Kaplan, Hillard. Thomas, Gregory, et al..Coronary atherosclerosis in indigenous South American Tsimane: a cross-sectional cohort study. Lancet. March 2017.

Lomborg, Bjorn. “The spread of western disease: ‘The poor are dying more and more like the rich’.” The Guardian. March 2015.

“Long Term Trends in Diabetes,” CDC’s Division of Diabetes Tranlation, Center for Disease Control. April 2017.
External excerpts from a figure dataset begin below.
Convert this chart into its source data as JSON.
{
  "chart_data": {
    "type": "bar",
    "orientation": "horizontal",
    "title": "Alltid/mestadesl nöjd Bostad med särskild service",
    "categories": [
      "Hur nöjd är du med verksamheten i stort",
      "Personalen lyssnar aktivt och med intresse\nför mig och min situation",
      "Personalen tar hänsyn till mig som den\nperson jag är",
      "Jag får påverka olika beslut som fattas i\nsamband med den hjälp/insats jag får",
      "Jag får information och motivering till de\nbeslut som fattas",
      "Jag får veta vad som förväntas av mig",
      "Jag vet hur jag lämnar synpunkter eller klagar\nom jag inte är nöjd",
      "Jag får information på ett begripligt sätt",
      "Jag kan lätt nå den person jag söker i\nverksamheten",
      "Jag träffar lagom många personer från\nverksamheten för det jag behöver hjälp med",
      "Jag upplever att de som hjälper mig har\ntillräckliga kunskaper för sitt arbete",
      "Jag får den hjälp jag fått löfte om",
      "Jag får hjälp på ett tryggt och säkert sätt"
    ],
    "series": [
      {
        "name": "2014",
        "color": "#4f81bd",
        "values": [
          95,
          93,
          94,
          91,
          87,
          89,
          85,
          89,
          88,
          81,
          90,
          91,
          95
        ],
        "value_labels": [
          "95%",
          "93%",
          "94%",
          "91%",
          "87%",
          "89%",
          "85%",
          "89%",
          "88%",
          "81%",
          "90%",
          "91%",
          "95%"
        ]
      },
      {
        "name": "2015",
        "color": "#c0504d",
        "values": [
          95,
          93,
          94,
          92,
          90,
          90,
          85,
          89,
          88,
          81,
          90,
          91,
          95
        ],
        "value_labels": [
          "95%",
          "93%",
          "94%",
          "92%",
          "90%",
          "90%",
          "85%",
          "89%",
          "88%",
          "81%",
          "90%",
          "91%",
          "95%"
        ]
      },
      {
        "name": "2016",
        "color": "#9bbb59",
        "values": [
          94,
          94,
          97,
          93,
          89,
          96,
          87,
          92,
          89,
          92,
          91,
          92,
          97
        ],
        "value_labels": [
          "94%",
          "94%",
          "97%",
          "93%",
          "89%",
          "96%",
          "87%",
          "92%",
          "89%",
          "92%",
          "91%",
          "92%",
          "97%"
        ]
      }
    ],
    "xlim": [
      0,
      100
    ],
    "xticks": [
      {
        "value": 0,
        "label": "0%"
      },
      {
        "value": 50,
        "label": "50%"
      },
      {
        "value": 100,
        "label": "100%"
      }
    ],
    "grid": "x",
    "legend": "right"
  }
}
Murray, Christopher. Ezzati, Majid, et al..“Rethinking the ‘‘Diseases of Affluence’’ Paradigm: Global Patterns of Nutritional Risks in Relation to Economic Development.” Harvard School of Public Health. PLOS Medicine. May 2005.

Popkin, BM. Gordon-Larson, P. “The nutrition transition: worldwide obesity dynamics and their determinants.” The International Journal of Obesity. 2004.

Popkin, BM. “Global nutrition dynamics: the world is shifting rapidly toward a diet linked with noncommunicable diseases.” The American Journal of Clinical Nutrition. 2006.

“Rethinking Diseases of Affluence: The Economic Impact of Chronic Diseases.” World Health Organization. 2016.

“The Nutrition Transition and Obesity.” Food and Agriculture Organization of the United Nations.

Mattei, J. Malik, V. Hu, F. et al..”Reducing the global burden of type 2 diabetes by improving the quality of staple foods: The Global Nutrition and Epidemiologic Transition Initiative.” Globilization and Health. 2015.